The Mets, who couldn’t have been deader last week, are alive if not 100% well. When you’ve won exactly one more game than you’ve lost, yet retain aspirations of winning twelve in October/November, you can’t have everything.
Though you need to come close.
Thursday night was the must-iest win of the year , superseding Tuesday night by dint of taking place two games later. That’s how it works when the season winds toward either completion or extension. If you’re in first place by a lot, you can relax. If you’re in last place by a lot, you can shrug. If you’re upper-middling, you can’t lose series. The Mets didn’t in St. Louis. Now they can’t at home.
Laurels must be terribly uncomfortable since somebody’s always warning you against resting on them. The Mets should take that wisdom under critical advisement. Winning the final two in San Francisco, then two of three in St. Louis, has earned them a breather. So breathe…and get after Philadelphia.
The Phillies are not in the playoff race, but our demi-contenders — three out in the all-important delusion column, four in the grandeur — can’t care about such niceties. Strategizing around strength of schedule can steep only the weakest of tea. Recall what a bounty of fine fortune was bestowed upon us when we were gifted a nine-game stretch of nothing but the addled and infirm, a.k.a. Arizona and San Diego. We lost six of nine. Had we taken a few more here and there from the likes of them, the Phils and the Braves, every game wouldn’t carry that extra whiff of must.

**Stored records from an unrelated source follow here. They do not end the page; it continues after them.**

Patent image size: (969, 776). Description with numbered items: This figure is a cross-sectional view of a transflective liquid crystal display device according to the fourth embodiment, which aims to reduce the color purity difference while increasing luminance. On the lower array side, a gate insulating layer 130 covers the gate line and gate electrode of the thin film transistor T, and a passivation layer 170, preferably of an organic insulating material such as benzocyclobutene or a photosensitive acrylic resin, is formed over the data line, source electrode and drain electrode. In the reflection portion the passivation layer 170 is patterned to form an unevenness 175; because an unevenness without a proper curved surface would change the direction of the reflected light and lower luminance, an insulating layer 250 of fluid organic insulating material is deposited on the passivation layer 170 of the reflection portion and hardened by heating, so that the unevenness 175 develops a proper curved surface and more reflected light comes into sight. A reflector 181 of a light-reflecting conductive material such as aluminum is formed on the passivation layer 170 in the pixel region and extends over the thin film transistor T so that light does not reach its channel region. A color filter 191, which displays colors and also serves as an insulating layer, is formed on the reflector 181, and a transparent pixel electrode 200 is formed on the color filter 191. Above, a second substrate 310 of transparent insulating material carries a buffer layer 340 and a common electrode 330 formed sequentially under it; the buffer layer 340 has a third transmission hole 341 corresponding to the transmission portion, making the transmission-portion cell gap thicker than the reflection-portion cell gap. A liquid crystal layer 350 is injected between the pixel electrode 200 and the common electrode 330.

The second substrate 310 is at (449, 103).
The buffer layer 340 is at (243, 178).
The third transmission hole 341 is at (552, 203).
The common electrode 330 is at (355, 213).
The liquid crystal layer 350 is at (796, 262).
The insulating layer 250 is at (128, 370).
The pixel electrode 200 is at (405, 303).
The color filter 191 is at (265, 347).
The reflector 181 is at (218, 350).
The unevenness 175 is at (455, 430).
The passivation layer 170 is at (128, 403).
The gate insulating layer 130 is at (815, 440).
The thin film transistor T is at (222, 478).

On the field, you can’t tell the contenders from the pretenders from the not bothering to act. The Diamondbacks were demonic. The Cardinals were discombobulated. Glance at no standings and you’d never guess who it is we’re trying to catch. All you would know from the last game of the road trip that threatened to never end is the Cardinals are, in their current incarnation, not catching everything hit or thrown at them, and that certainly aided our righteous cause.
Heading the parade of advantage-takers in orange and blue were Seth Lugo , until he cramped, and Alejandro De Aza , whose style can’t be. Three cheers for Alejandro, formerly known to me as Almostandro for the way he never quite came through. He is these days experiencing a De Azanaissance, making this a welcome period of rebirth for us all. Thursday, Al (as we fair-weather fans of his call him) pulled in a possible Cardinal homer at the wall in the first, singled in two runs in the fourth and went very deep with two on in the fifth. By then, the De Azafied Mets had built a 7-0 lead, which Lugo, entering the bottom of the sixth, prepared to nurture for another inning or so, until he felt something in his calf. Perhaps it was sympathy pain for Jay Bruce .
Both Lugo and Bruce are reported doing fine, which perfectly explains why the latter didn’t play at all Thursday and the former didn’t throw another pitch. (Wait, what does “fine” mean again?)
Once Lugo turned into leg-oww — and Ray Ramirez collected his quota of souls for the evening — the Mets dipped into their bullpen. I was shocked to learn there were still pitchers in there whose arms hadn’t fallen off from accelerated nightly entry, but they’re a resilient little corps. Did you know Sean Gilmartin  is on the team again?
Seven-run leads with twelve outs remaining fluffs a cushion like it oughta be, plus the bats added a few runs, so calamity was avoided via a 10-6 win. The Mets return from their arduous (for them and for us) journey 5-5 on the road and still viable within the Wild Card realm. They won a series, the mandatory minimum for teams with plans.
Congratulations, fellas. Now keep doing that.